Most importantly; Aristotle urged that "there is nothing which should be more
jealously maintained than the spirit of obedience to law." In the end people
will always criticize the state unless their conditions of living within it are
such that they can achieve happiness in the form of what they consider the
good life.
Philosophy of ART
as for Aristotle, art was essentially a matter of imitating nature.
Aristotle, on the other hand, believing that the universal Forms exist only in
particular things, felt that artists are dealing directly with the universal when
they study things and translate them into art forms.
For this reason Aristotle affirmed the cognitive value of art, saying that since
art does imitate nature, it therefore communicates information about nature.
In his Poetics he stresses the cognitive aspect of poetry by contrasting poetry
with history .
Unlike the historian, who is concerned only with particular persons and
events, the poet deals with basic human nature and, therefore, universal
experience.
The true difference between them is that history relates what has happened,
whereas poetry considers what may happen.

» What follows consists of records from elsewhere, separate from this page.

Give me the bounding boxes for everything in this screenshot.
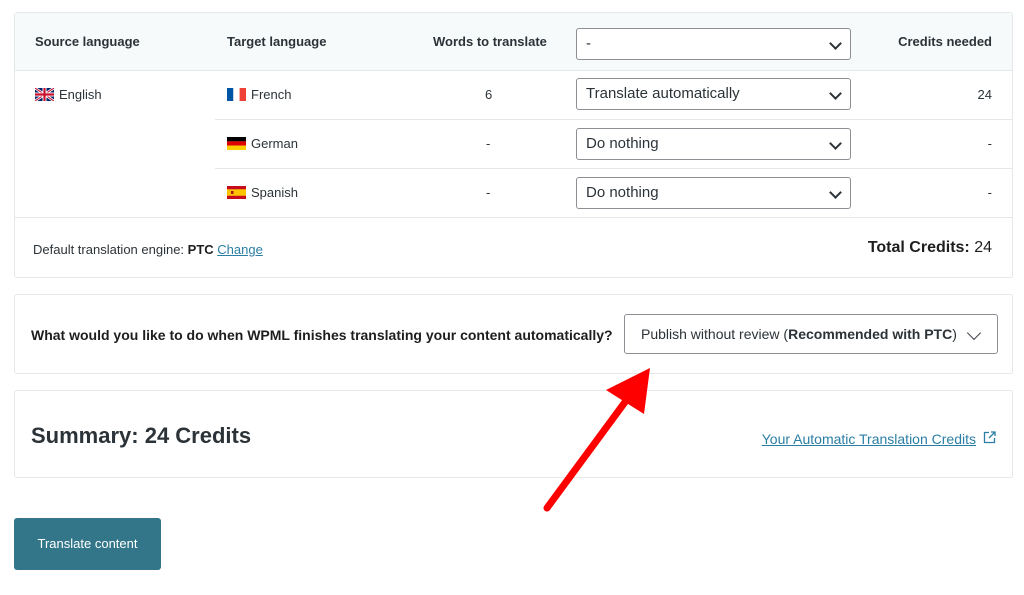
row-divider bbox=[215, 168, 1012, 169]
action-select-value: Translate automatically bbox=[586, 85, 740, 102]
summary-title: Summary: 24 Credits bbox=[31, 423, 252, 448]
header-source-language: Source language bbox=[35, 34, 140, 49]
chevron-down-icon bbox=[966, 325, 982, 341]
action-select-value: Do nothing bbox=[586, 135, 659, 152]
translation-engine-info: Default translation engine: PTC Change bbox=[33, 242, 263, 257]
header-credits-needed: Credits needed bbox=[898, 34, 992, 49]
header-words-to-translate: Words to translate bbox=[433, 34, 547, 49]
chevron-down-icon bbox=[829, 137, 842, 150]
review-option-panel: What would you like to do when WPML fini… bbox=[14, 294, 1013, 374]
credits-needed: - bbox=[987, 185, 992, 200]
words-count: 6 bbox=[485, 87, 493, 102]
action-select-spanish[interactable]: Do nothing bbox=[576, 177, 851, 209]
engine-value: PTC bbox=[187, 242, 214, 257]
france-flag-icon bbox=[227, 88, 246, 101]
table-header: Source language Target language Words to… bbox=[15, 13, 1012, 71]
translation-table: Source language Target language Words to… bbox=[14, 12, 1013, 278]
review-mode-value: Publish without review bbox=[641, 326, 780, 342]
header-target-language: Target language bbox=[227, 34, 327, 49]
table-footer-divider bbox=[15, 217, 1012, 218]
words-count: - bbox=[486, 136, 491, 151]
row-divider bbox=[215, 119, 1012, 120]
target-language-name: German bbox=[251, 136, 298, 151]
action-select-german[interactable]: Do nothing bbox=[576, 128, 851, 160]
bulk-action-select[interactable]: - bbox=[576, 28, 851, 60]
review-mode-recommendation: Recommended with PTC bbox=[788, 326, 953, 342]
engine-label: Default translation engine: bbox=[33, 242, 185, 257]
action-select-french[interactable]: Translate automatically bbox=[576, 78, 851, 110]
uk-flag-icon bbox=[35, 88, 54, 101]
bulk-action-value: - bbox=[586, 35, 591, 52]
review-mode-select[interactable]: Publish without review (Recommended with… bbox=[624, 314, 998, 354]
words-count: - bbox=[486, 185, 491, 200]
chevron-down-icon bbox=[829, 186, 842, 199]
target-language-name: French bbox=[251, 87, 292, 102]
change-engine-link[interactable]: Change bbox=[217, 242, 263, 257]
total-credits-value: 24 bbox=[974, 239, 992, 256]
action-select-value: Do nothing bbox=[586, 184, 659, 201]
total-credits: Total Credits: 24 bbox=[868, 239, 992, 257]
credits-needed: - bbox=[987, 136, 992, 151]
summary-panel: Summary: 24 Credits Your Automatic Trans… bbox=[14, 390, 1013, 478]
chevron-down-icon bbox=[829, 87, 842, 100]
red-arrow-annotation bbox=[543, 368, 650, 512]
external-link-icon[interactable] bbox=[983, 431, 996, 444]
germany-flag-icon bbox=[227, 137, 246, 150]
total-credits-label: Total Credits: bbox=[867, 239, 970, 256]
review-question: What would you like to do when WPML fini… bbox=[31, 327, 613, 343]
source-language-name: English bbox=[59, 87, 102, 102]
automatic-translation-credits-link[interactable]: Your Automatic Translation Credits bbox=[762, 431, 976, 447]
target-language-name: Spanish bbox=[251, 185, 298, 200]
translate-content-button[interactable]: Translate content bbox=[14, 518, 161, 570]
credits-needed: 24 bbox=[977, 87, 992, 102]
spain-flag-icon bbox=[227, 186, 246, 199]
chevron-down-icon bbox=[829, 37, 842, 50]
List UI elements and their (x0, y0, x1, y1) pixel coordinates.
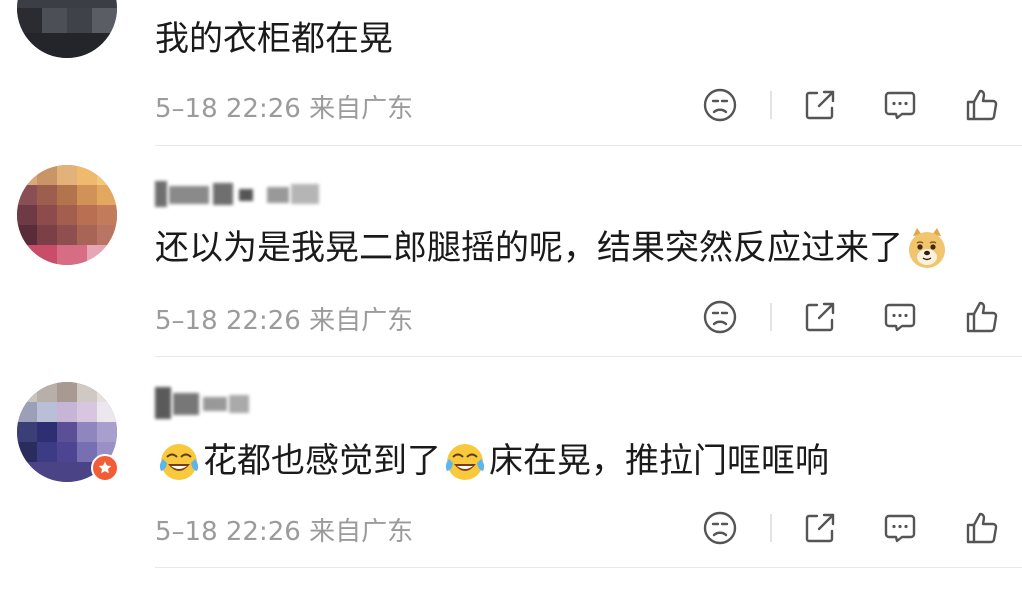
comment-actions (690, 508, 1020, 548)
comment-text-part1: 花都也感觉到了 (203, 441, 441, 481)
comment-text: 花都也感觉到了 床在晃，推拉门哐哐响 (155, 439, 829, 483)
comment-icon[interactable] (880, 508, 920, 548)
comment-meta: 5–18 22:26 来自广东 (155, 94, 414, 124)
sad-face-icon[interactable] (700, 297, 740, 337)
verified-badge-icon (91, 454, 119, 482)
comment-actions (690, 297, 1020, 337)
share-icon[interactable] (800, 85, 840, 125)
row-divider (155, 567, 1022, 568)
thumbs-up-icon[interactable] (962, 297, 1002, 337)
comment-actions (690, 85, 1020, 125)
avatar[interactable] (17, 0, 117, 58)
thumbs-up-icon[interactable] (962, 85, 1002, 125)
comment-icon[interactable] (880, 297, 920, 337)
comment-meta: 5–18 22:26 来自广东 (155, 306, 414, 336)
comment-item: 花都也感觉到了 床在晃，推拉门哐哐响 5–18 22:26 来自广东 (0, 357, 1022, 592)
thumbs-up-icon[interactable] (962, 508, 1002, 548)
comment-text: 还以为是我晃二郎腿摇的呢，结果突然反应过来了 (155, 226, 951, 270)
action-divider (770, 514, 772, 542)
comment-meta: 5–18 22:26 来自广东 (155, 517, 414, 547)
laugh-cry-emoji-icon (443, 439, 487, 483)
username[interactable] (155, 181, 325, 209)
username[interactable] (155, 387, 255, 419)
comment-item: 我的衣柜都在晃 5–18 22:26 来自广东 (0, 0, 1022, 146)
comment-text-part2: 床在晃，推拉门哐哐响 (489, 441, 829, 481)
comment-text-content: 还以为是我晃二郎腿摇的呢，结果突然反应过来了 (155, 228, 903, 268)
doge-emoji-icon (905, 226, 949, 270)
comment-feed: 我的衣柜都在晃 5–18 22:26 来自广东 还以为是我晃二郎腿摇的呢，结果突… (0, 0, 1022, 592)
comment-item: 还以为是我晃二郎腿摇的呢，结果突然反应过来了 5–18 22:26 来自广东 (0, 146, 1022, 357)
avatar[interactable] (17, 165, 117, 265)
comment-text: 我的衣柜都在晃 (155, 19, 393, 59)
share-icon[interactable] (800, 508, 840, 548)
sad-face-icon[interactable] (700, 508, 740, 548)
sad-face-icon[interactable] (700, 85, 740, 125)
laugh-cry-emoji-icon (157, 439, 201, 483)
action-divider (770, 303, 772, 331)
action-divider (770, 91, 772, 119)
share-icon[interactable] (800, 297, 840, 337)
comment-icon[interactable] (880, 85, 920, 125)
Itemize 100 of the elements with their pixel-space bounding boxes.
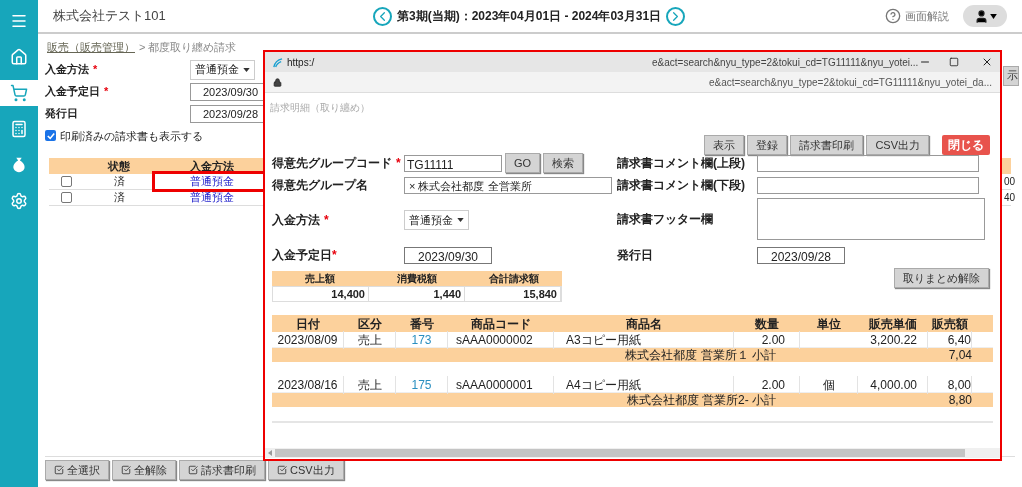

In addition to this instinct, there is also the pleasure that people feel upon
confronting art.
Thus, "the reason people enjoy seeing a likeness is, that in contemplating it
they find themselves learning or inferring, and saying perhaps, “Ah, that is
he”
Aristotle gave detailed analyses of epic, tragic, and comic poetry, showing
what each consists of and what its function is.
Thus, Aristotle says that “tragedy is an imitation of an action through pity and
fear effecting the proper purgation of these emotions."